Derek, Steve and I put a lot of effort into thinking about how to account for season in time series modeling, on the Baikal Dimensions project and many others.

Adding the variables Time (e.g., months 1, 2, 3 …) and Time Squared (e.g. months 1, 4, 9 …) to a linear model is one of the common ways that a seasonal pattern can be accounted for when you are trying to understand the drivers of some phenomenon that varies in at least a semi-predictable way annually. e.g., more bugs in the summer, more leaves falling in the autumn, or more crocuses blooming in the springtime. (Not the band Krokus, they are year-round.)

Let’s say you don’t care about the nature of the seasonality itself in some particular study, but what you really want to know is the effect of predator abundance and temperature on prey.  There are lots of ways you could deal with this. One of which is to add Time and Time Squared to the model with Predator Abundance and Temperature to account for variation in Prey Abundance that is only associated with the seasonal trend. And then you really just spend most of your energy thinking about the part of the variation that was explained by Predator Abundance and Temperature.

There are many ways to model this seasonal pattern and remove it, if that’s what you want to do. What I want to talk about here is why it’s so common to throw Time and Time Squared into the model, because I think it seems non-intuitive until you play around with it yourself.

First, why not just Time?

If prey are gradually getting more abundant in the summer (months 6, 7, 8, 9), and gradually less abundant in the winter (months 1, 2, 3, 4, 5, 10, 11,12) then it can’t be accounted for very well by just a linear trend, because months 1 and 12 are very similar.

When you put Time Squared together with Time, and give your model those two variables to fit with whatever 2 coefficients best describe the trend together, you suddenly have a lot of flexible ways to describe a variable’s quadratic relationship with time. (e.g. accounting for that summer or fall hump in prey abundance)

I’m pasting some R code below, so that you can check it out yourself!

Again, there are a lot of ways to account for season, and there are a lot of ways to study the characteristics of season if that is your focus. And I’m not even sure that Time and Time Squared are the best ways.

But if you are staring at Time Squared in a published paper and asking yourself why, I think checking out the R code will help you see why it’s been a popular and simple way to deal with season.

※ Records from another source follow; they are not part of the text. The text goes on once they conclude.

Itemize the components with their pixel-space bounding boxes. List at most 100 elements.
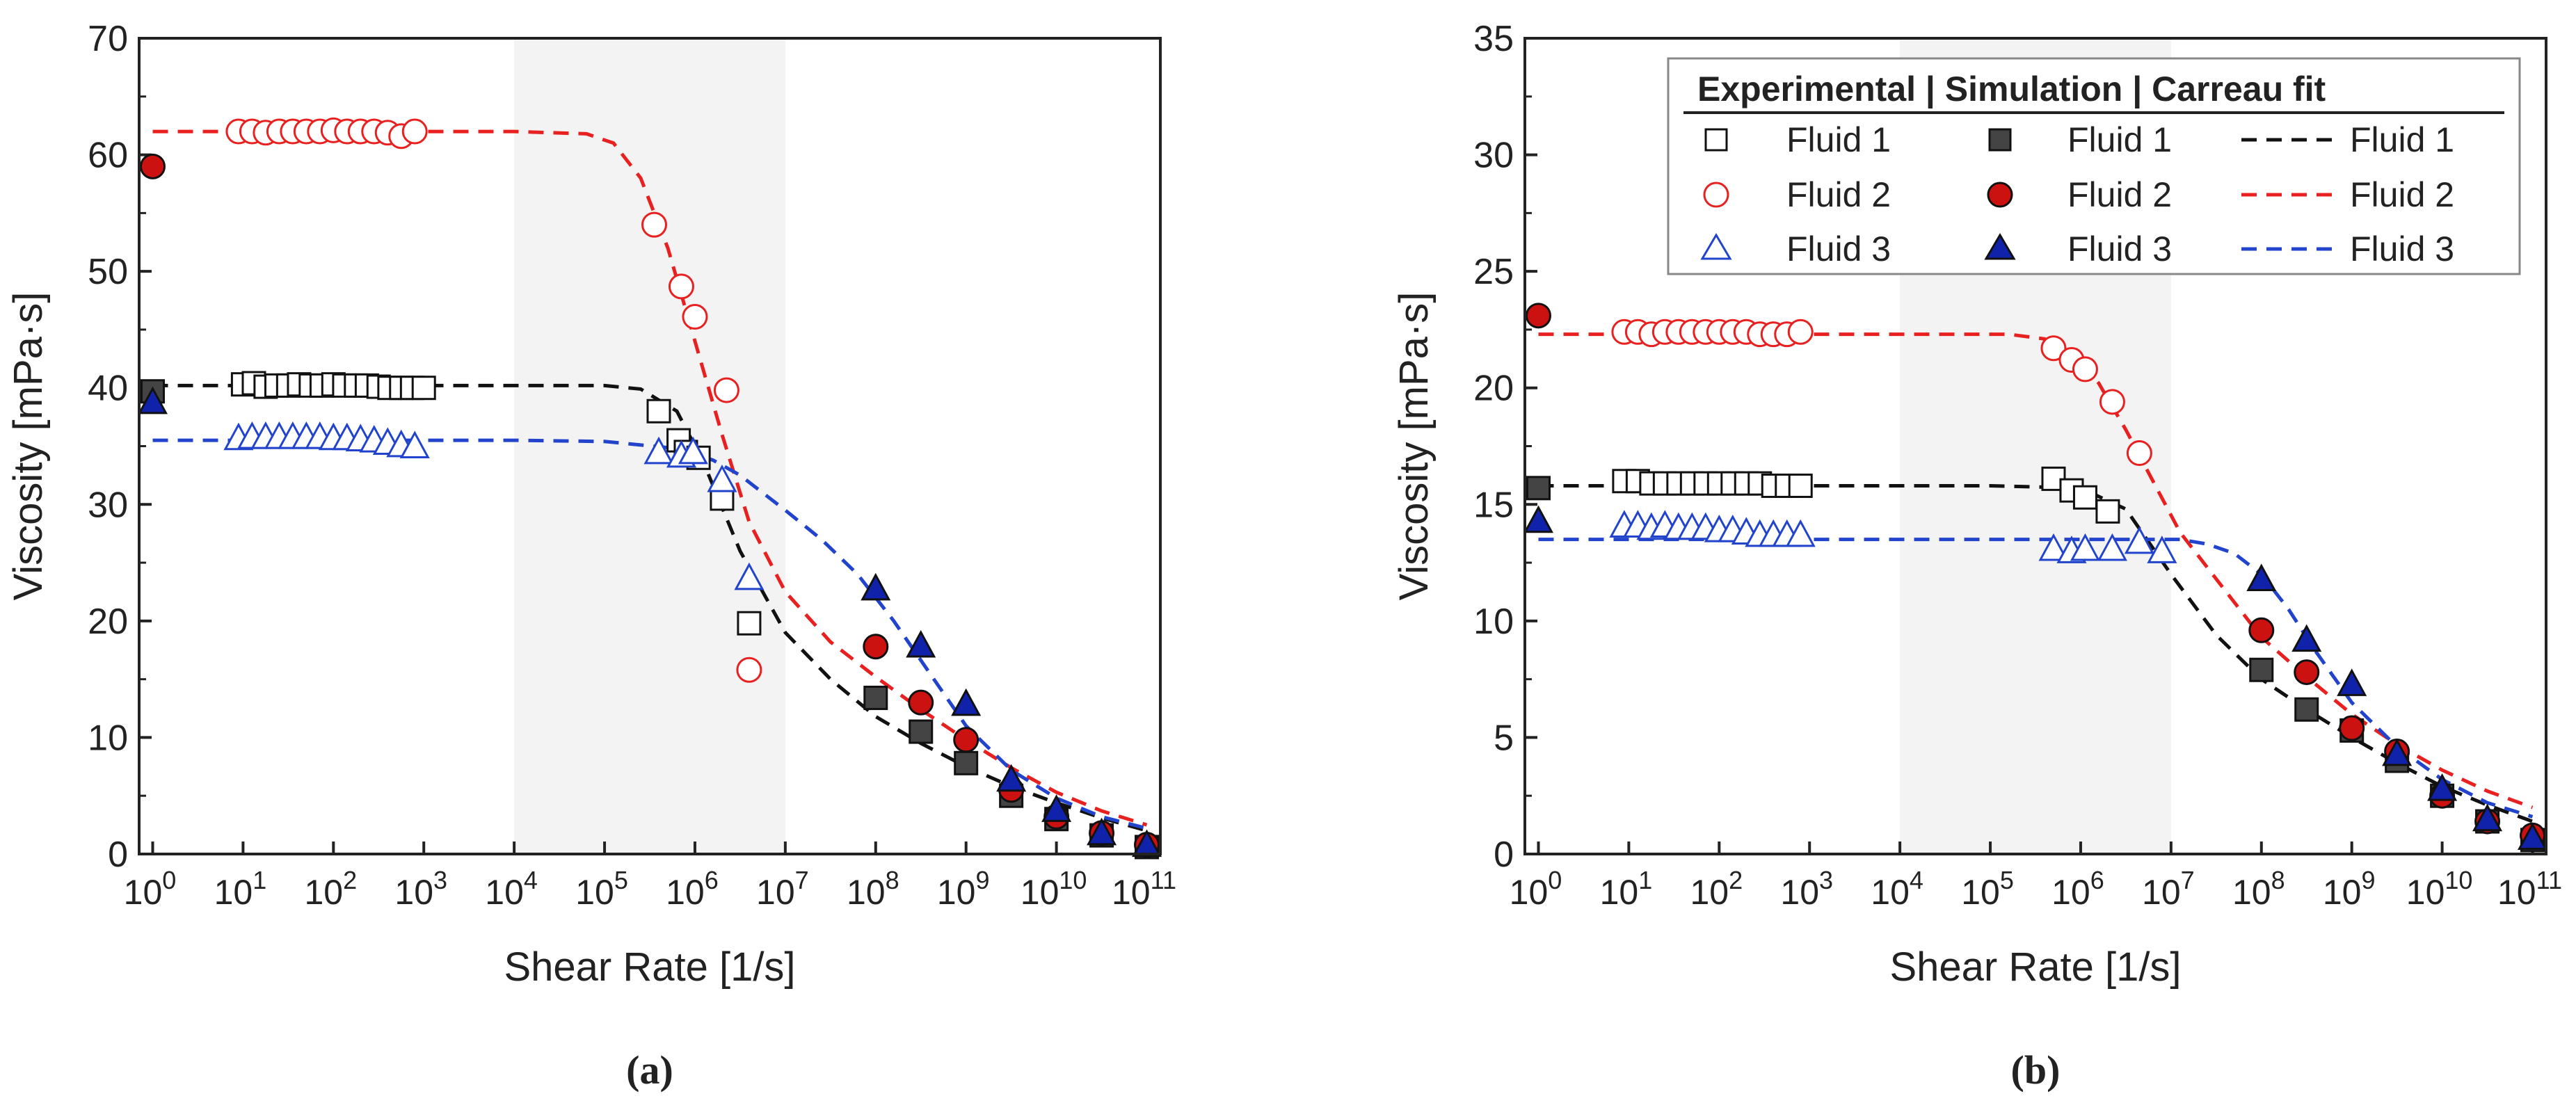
panel-a-ticks: 0 10 20 30 40 50 60 70 100 101 102 103 104 105 106 107 1… [88, 19, 1176, 912]
panel-a-data-points [137, 117, 1162, 860]
simulation-point-fluid-1 [954, 750, 979, 775]
simulation-point-fluid-3 [2472, 803, 2503, 832]
experimental-point-fluid-1 [2072, 485, 2097, 510]
simulation-point-fluid-3 [861, 572, 891, 601]
legend-marker-sim-fluid-1 [1988, 128, 2012, 152]
y-tick-label: 15 [1473, 485, 1514, 525]
legend-label-fit-fluid-2: Fluid 2 [2350, 175, 2454, 214]
simulation-point-fluid-2 [953, 727, 979, 753]
fit-line-fluid-3 [152, 438, 1148, 830]
x-tick-label: 1010 [1021, 866, 1087, 912]
y-tick-label: 0 [1494, 835, 1514, 875]
simulation-point-fluid-3 [906, 629, 936, 658]
legend-label-fit-fluid-1: Fluid 1 [2350, 120, 2454, 159]
y-tick-label: 30 [88, 485, 128, 525]
experimental-point-fluid-3 [2147, 536, 2177, 563]
y-tick-label: 0 [108, 835, 128, 875]
simulation-point-fluid-3 [2517, 822, 2548, 851]
experimental-point-fluid-3 [678, 436, 708, 465]
y-tick-label: 70 [88, 19, 128, 59]
experimental-point-fluid-1 [411, 376, 436, 401]
x-tick-label: 108 [2232, 866, 2285, 912]
experimental-point-fluid-2 [401, 118, 428, 145]
y-tick-label: 30 [1473, 136, 1514, 176]
experimental-point-fluid-2 [2072, 356, 2098, 383]
experimental-point-fluid-1 [737, 611, 762, 636]
x-tick-label: 100 [1510, 866, 1562, 912]
simulation-point-fluid-2 [2294, 659, 2320, 686]
simulation-point-fluid-1 [2249, 657, 2274, 682]
x-tick-label: 104 [485, 866, 538, 912]
experimental-point-fluid-1 [1788, 473, 1813, 498]
experimental-point-fluid-3 [399, 430, 430, 458]
x-tick-label: 102 [1690, 866, 1743, 912]
experimental-point-fluid-3 [2070, 533, 2100, 561]
y-tick-label: 35 [1473, 19, 1514, 59]
y-tick-label: 10 [1473, 602, 1514, 642]
legend-label-exp-fluid-2: Fluid 2 [1786, 175, 1891, 214]
y-tick-label: 5 [1494, 718, 1514, 758]
legend: Experimental | Simulation | Carreau fit … [1667, 57, 2521, 275]
simulation-point-fluid-3 [1523, 505, 1554, 533]
simulation-point-fluid-2 [2339, 715, 2365, 741]
y-tick-label: 20 [1473, 369, 1514, 409]
simulation-point-fluid-3 [1087, 817, 1117, 846]
x-tick-label: 1010 [2406, 866, 2473, 912]
experimental-point-fluid-1 [2095, 499, 2120, 524]
x-tick-label: 101 [1600, 866, 1653, 912]
experimental-point-fluid-2 [682, 303, 708, 330]
legend-box [1667, 57, 2521, 275]
experimental-point-fluid-2 [1787, 319, 1814, 345]
x-tick-label: 102 [304, 866, 357, 912]
legend-marker-sim-fluid-3 [1984, 233, 2016, 260]
experimental-point-fluid-3 [734, 562, 765, 590]
y-tick-label: 10 [88, 718, 128, 758]
x-tick-label: 103 [1780, 866, 1833, 912]
panel-a-x-axis-label: Shear Rate [1/s] [504, 944, 795, 990]
experimental-point-fluid-3 [2097, 533, 2127, 561]
panel-b-y-axis-label: Viscosity [mPa·s] [1391, 292, 1437, 601]
x-tick-label: 1011 [2497, 866, 2562, 912]
experimental-point-fluid-3 [2124, 526, 2154, 554]
legend-label-sim-fluid-1: Fluid 1 [2067, 120, 2172, 159]
legend-row-fluid-1: Fluid 1 Fluid 1 Fluid 1 [1704, 120, 2454, 159]
legend-label-fit-fluid-3: Fluid 3 [2350, 230, 2454, 268]
simulation-point-fluid-1 [909, 719, 934, 744]
experimental-point-fluid-2 [668, 273, 694, 300]
y-tick-label: 20 [88, 602, 128, 642]
simulation-point-fluid-3 [137, 386, 168, 414]
simulation-point-fluid-2 [139, 153, 166, 179]
simulation-point-fluid-2 [863, 634, 889, 660]
experimental-point-fluid-2 [2099, 389, 2125, 415]
fit-line-fluid-1 [152, 383, 1148, 832]
simulation-point-fluid-3 [2246, 563, 2277, 592]
x-tick-label: 107 [2142, 866, 2195, 912]
simulation-point-fluid-3 [2382, 738, 2413, 766]
x-tick-label: 109 [2323, 866, 2376, 912]
simulation-point-fluid-3 [2337, 668, 2367, 696]
legend-marker-exp-fluid-1 [1704, 128, 1728, 152]
simulation-point-fluid-2 [2248, 617, 2275, 643]
x-tick-label: 1011 [1112, 866, 1176, 912]
panel-a-shaded-region [514, 38, 785, 854]
x-tick-label: 101 [214, 866, 267, 912]
panel-a-y-axis-label: Viscosity [mPa·s] [6, 292, 51, 601]
experimental-point-fluid-2 [2126, 440, 2152, 467]
legend-label-exp-fluid-1: Fluid 1 [1786, 120, 1891, 159]
x-tick-label: 109 [937, 866, 990, 912]
panel-b-data-points [1523, 303, 2548, 853]
experimental-point-fluid-2 [641, 211, 667, 238]
simulation-point-fluid-1 [2294, 697, 2319, 722]
legend-marker-exp-fluid-3 [1700, 233, 1732, 260]
panel-a-fit-lines [152, 129, 1148, 832]
panel-b-x-axis-label: Shear Rate [1/s] [1889, 944, 2181, 990]
legend-marker-sim-fluid-2 [1987, 182, 2013, 208]
legend-marker-exp-fluid-2 [1703, 182, 1729, 208]
experimental-point-fluid-3 [2038, 533, 2069, 561]
simulation-point-fluid-3 [1041, 794, 1072, 822]
experimental-point-fluid-2 [2040, 335, 2067, 362]
y-tick-label: 50 [88, 252, 128, 292]
fit-line-fluid-1 [1538, 484, 2534, 823]
legend-label-sim-fluid-2: Fluid 2 [2067, 175, 2172, 214]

##time and time squared visualization##
#Hampton 21 Aug 2012

time<-seq(1,12)
time2<-time^2

ct <- 9 ##change if you want – coefficient for effect of time
ct2 <- -1.2 ##change if you want – coefficient for effect of timesquared

ctV<-time*ct
ct2V<-time2*ct2
ctV
ct2V

pop <- rep(0,12)
pop
pop[1] <- 1800 ##change if you want – initial starting population
for (i in 2:12) {
pop[i] <- pop[i-1] + ctV[i-1]+ct2V[i-1]
}
pop

par(mfrow=c(2,1))
plot(pop~time)

Another common way to do this is to use a sine function, but again that is symmetric within the year. I’ve found that a nice, simple way to model seasonal effects in a time series regression is to use a cyclic spline (cyclic cubic regression spline) for the sub-annual variable (month or day of year of observation) via the `gam()` function from the mgcv package (which comes with R). As it is a cyclic spline the end points at the start and end of the year are forced to have continuous first and second derivatives (i.e. they join smoothly). It is then relatively simple to allow the cyclic spline to “interact” with the trend to model a varying seasonal effect through time.